TWEEK THE VALUES and you get different graphs. This little applet allows you to change the value of r (the "birth rate") and then see how the population changes over the years.


Oh, I'm sorry. You don't appear to have a Java-enabled browser. If you did have a Java browser, you'd see a little application here which allows you to change the "birth rate" parameter and see a graph of the population changing over time. This is the kind of thing you could have seen as you changed r:
Period 2 graph Period 4 graph Chaos graph
Period 2 Period 4 Yikes!


Setting r to be above 3.0 and you'll start to see periodic behaviour: the graph doesn't settle down to a single value. Inch it up further and you'll see periods of 4 (r=3.5), 8, and so on.
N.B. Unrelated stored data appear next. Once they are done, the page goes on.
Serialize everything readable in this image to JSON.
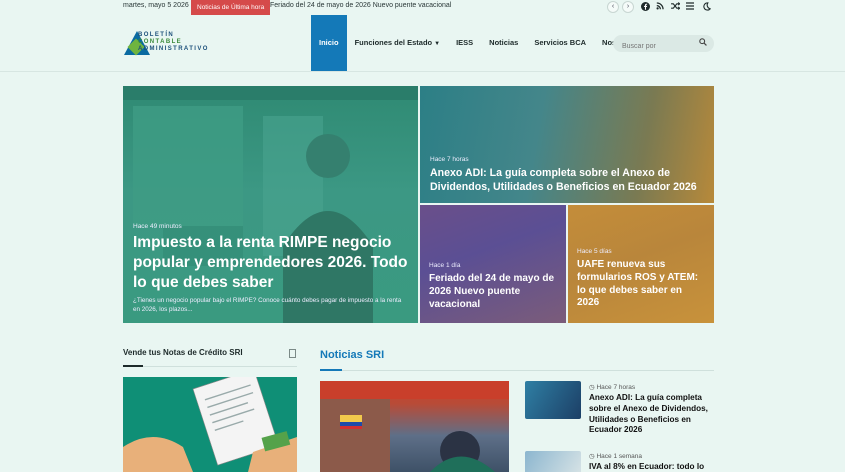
{
  "topbar": {
    "date": "martes, mayo 5 2026",
    "breaking_label": "Noticias de Última hora",
    "ticker_text": "Feriado del 24 de mayo de 2026 Nuevo puente vacacional",
    "icons": [
      "chevron-left-icon",
      "chevron-right-icon",
      "facebook-icon",
      "rss-icon",
      "shuffle-icon",
      "menu-icon",
      "moon-icon"
    ]
  },
  "logo": {
    "line1": "BOLETÍN",
    "line2": "CONTABLE",
    "line3": "ADMINISTRATIVO"
  },
  "nav": {
    "items": [
      {
        "label": "Inicio"
      },
      {
        "label": "Funciones del Estado"
      },
      {
        "label": "IESS"
      },
      {
        "label": "Noticias"
      },
      {
        "label": "Servicios BCA"
      },
      {
        "label": "Nosotros"
      }
    ],
    "search_placeholder": "Buscar por"
  },
  "hero": {
    "main": {
      "meta": "Hace 49 minutos",
      "title": "Impuesto a la renta RIMPE negocio popular y emprendedores 2026. Todo lo que debes saber",
      "excerpt": "¿Tienes un negocio popular bajo el RIMPE? Conoce cuánto debes pagar de impuesto a la renta en 2026, los plazos..."
    },
    "top_right": {
      "meta": "Hace 7 horas",
      "title": "Anexo ADI: La guía completa sobre el Anexo de Dividendos, Utilidades o Beneficios en Ecuador 2026"
    },
    "bottom_left": {
      "meta": "Hace 1 día",
      "title": "Feriado del 24 de mayo de 2026 Nuevo puente vacacional"
    },
    "bottom_right": {
      "meta": "Hace 5 días",
      "title": "UAFE renueva sus formularios ROS y ATEM: lo que debes saber en 2026"
    }
  },
  "sidebar": {
    "heading": "Vende tus Notas de Crédito SRI"
  },
  "news": {
    "heading": "Noticias SRI",
    "items": [
      {
        "meta": "Hace 7 horas",
        "title": "Anexo ADI: La guía completa sobre el Anexo de Dividendos, Utilidades o Beneficios en Ecuador 2026"
      },
      {
        "meta": "Hace 1 semana",
        "title": "IVA al 8% en Ecuador: todo lo"
      }
    ]
  },
  "colors": {
    "accent": "#1479b8",
    "breaking": "#d54a4a",
    "background": "#e9f6f2"
  }
}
The doubling of periods start to come faster and faster, and then, at about r=3.7 you're into chaos. Mess around with a few values. My favourite is r=3.88989. (Oh, don't set r below 1 because you'll kill off all the fish).

Ecologists at the time assumed that the numbers were fluctuating around some underlying equilibrium point. (Those folk didn't have PCs to crank the calculations out...ouch). Gleick says: "...in the back of the ecologist's minds was always the assumption that an erratic string of numbers probably meant that the calculator was acting up or, or just lacked accuracy."